Hi There. I am new to this forum (we are from Australia). My husband was diagnosed with stage 3 Multiple Myeloma 4 weeks ago. He is 48 years old has always been a fairly fit guy who rarely went to the doctor but became increasingly tired over the last year until he could barely get out of bed in the last few weeks before they diagnosed him. His exhaustion was previously thought to be due to thyroid issues.
I am now trying hard to educate myself with everything so as a start I am keen to know what advice you have for a newly diagnosed patient. He is on Velcade, Cyclophasphamide and Dexamathesone. They planning to do stem cell transplant soon (in the next 2-3 months).
We both feel a strong sense of confidence in his doctor who is a qualified Oncologist + Haemotologist. We think he is exceptionally dedicated and committed. But I do have a lot of questions that I was hoping to be answered by people who have experienced this first hand;
1. In retrospect - what questions would you ask upfront or did ask that you felt were key.
2. If the above treatment plan does not work, any advice on plan B? I prefer to know our family has Plan B and are not on the back foot all the time.
3. What alternative treatments have you found very useful to compliment this treatment plan?
4. Is there any better treatment plan than what he is getting? I get the feeling that this is currently very good. Is this any different to what specialist multiple myeloma centres around the world are offering?
5. His MRI's show almost no bone lesions. Doc says this is very good for Stage 3. Anyone else have this experience?
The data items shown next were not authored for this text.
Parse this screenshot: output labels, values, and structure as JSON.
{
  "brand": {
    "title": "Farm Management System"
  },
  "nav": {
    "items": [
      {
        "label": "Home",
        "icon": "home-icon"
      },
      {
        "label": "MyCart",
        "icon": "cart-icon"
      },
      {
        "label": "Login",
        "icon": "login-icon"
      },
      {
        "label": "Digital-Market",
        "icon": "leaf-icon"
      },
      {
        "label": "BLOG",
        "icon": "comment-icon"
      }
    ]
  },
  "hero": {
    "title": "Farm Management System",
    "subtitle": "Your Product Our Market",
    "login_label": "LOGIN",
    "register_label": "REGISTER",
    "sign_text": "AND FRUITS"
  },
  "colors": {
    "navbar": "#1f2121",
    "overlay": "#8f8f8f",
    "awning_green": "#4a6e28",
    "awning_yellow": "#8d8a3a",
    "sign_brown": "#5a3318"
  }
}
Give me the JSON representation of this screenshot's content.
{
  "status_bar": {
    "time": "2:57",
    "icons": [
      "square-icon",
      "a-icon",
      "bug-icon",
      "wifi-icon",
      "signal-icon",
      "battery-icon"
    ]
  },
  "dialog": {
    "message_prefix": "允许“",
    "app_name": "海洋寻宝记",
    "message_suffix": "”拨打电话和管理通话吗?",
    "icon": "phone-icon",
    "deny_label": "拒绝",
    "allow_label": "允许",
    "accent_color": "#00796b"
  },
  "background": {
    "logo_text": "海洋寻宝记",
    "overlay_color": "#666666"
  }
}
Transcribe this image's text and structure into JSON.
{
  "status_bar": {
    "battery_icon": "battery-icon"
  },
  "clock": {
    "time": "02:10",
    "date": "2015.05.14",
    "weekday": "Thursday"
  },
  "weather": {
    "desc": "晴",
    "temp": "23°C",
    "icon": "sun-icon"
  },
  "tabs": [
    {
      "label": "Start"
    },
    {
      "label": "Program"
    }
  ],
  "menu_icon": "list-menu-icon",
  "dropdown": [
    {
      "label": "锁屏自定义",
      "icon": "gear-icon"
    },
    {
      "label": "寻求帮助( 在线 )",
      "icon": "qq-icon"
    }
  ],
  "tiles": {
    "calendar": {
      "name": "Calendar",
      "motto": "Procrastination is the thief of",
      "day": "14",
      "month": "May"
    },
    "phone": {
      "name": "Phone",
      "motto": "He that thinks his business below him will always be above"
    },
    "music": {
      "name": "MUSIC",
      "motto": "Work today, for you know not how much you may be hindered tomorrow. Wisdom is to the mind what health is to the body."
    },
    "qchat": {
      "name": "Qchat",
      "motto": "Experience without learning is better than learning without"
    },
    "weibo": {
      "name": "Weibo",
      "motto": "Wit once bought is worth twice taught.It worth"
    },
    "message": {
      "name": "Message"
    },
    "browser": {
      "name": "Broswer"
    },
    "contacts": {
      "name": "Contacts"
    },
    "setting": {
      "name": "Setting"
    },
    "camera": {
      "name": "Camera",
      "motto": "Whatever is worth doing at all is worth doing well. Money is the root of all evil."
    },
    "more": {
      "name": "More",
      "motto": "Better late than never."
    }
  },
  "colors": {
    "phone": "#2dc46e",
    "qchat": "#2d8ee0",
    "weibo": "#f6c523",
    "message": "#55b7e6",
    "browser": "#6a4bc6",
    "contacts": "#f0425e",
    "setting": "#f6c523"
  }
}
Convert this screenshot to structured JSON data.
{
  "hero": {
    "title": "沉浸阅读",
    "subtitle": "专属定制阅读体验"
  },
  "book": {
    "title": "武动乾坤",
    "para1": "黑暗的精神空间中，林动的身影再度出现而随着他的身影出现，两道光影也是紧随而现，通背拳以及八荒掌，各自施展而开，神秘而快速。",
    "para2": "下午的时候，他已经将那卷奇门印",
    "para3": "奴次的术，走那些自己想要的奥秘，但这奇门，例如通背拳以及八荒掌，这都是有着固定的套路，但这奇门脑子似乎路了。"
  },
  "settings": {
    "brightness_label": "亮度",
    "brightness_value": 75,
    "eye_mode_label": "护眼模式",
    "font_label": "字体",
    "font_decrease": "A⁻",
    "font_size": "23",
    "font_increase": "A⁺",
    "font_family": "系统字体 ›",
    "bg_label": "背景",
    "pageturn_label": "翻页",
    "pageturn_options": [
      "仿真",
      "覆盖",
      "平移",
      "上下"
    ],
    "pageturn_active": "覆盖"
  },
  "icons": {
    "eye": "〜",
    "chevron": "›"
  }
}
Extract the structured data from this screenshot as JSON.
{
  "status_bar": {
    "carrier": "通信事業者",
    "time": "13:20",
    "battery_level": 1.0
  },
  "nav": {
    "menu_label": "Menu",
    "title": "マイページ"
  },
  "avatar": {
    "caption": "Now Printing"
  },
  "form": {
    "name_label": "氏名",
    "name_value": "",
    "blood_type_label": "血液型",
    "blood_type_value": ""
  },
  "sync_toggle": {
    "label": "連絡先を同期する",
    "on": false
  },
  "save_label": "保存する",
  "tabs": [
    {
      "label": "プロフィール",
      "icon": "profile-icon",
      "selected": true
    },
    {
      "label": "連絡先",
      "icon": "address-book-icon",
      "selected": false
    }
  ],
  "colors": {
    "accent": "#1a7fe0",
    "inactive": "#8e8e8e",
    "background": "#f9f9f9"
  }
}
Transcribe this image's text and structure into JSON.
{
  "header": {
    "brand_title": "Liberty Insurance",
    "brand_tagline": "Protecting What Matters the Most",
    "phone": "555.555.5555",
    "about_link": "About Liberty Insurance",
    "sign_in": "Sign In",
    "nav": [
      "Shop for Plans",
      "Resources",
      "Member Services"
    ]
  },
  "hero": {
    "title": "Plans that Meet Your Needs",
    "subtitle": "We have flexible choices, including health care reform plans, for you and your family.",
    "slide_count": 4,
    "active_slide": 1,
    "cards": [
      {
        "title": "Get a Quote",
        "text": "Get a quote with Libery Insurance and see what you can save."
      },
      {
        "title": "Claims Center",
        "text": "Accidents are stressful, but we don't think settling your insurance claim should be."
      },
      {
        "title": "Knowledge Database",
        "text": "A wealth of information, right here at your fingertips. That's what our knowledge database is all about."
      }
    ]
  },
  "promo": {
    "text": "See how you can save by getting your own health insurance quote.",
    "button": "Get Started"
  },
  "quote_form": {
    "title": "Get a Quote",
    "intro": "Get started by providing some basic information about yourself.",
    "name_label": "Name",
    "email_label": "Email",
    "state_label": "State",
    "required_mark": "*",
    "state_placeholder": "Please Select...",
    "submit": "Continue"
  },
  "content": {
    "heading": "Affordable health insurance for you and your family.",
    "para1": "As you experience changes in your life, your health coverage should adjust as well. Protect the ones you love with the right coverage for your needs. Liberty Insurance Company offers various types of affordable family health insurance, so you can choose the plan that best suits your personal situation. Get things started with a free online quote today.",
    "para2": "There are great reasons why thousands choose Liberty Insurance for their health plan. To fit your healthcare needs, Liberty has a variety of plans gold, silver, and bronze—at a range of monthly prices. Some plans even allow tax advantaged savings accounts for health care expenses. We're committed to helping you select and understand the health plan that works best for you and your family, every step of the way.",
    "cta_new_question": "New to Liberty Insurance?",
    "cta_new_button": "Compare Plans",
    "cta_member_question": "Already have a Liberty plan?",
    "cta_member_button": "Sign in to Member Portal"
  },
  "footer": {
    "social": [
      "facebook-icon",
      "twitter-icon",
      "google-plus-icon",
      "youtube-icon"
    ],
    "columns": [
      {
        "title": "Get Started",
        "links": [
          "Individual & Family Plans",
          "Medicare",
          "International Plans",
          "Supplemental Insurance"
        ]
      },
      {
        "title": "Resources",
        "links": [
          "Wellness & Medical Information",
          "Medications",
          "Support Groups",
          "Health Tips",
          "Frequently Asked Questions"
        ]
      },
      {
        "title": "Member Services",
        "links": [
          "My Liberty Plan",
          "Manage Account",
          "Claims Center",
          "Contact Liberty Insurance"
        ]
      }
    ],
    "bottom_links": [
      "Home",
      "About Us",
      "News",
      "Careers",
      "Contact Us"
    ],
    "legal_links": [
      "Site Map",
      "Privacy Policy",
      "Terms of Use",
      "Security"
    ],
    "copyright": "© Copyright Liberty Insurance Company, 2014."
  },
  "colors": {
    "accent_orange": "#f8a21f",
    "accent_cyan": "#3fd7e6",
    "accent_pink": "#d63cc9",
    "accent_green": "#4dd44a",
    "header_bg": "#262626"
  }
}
Were you able to keep the lesions away with bone strengthening medication?
6. At what stages and for how long were you bedridden (i.e. unable to work or go out?). Any advice on when to take it easy and when to push yourself?
7. Is there anything I can do to help him lift his energy levels - he looks exhausted on the days he is not taking steroids.
8. Any other advice?
I am strangely optimistic even though he is stage 3. It is early days I know, but he looks really good on steroid days. Has shown no bone or other organ damage. Worst is his kidneys which apparently look better already and doctor believes could be reversible. I am wondering if this the quiet before the storm?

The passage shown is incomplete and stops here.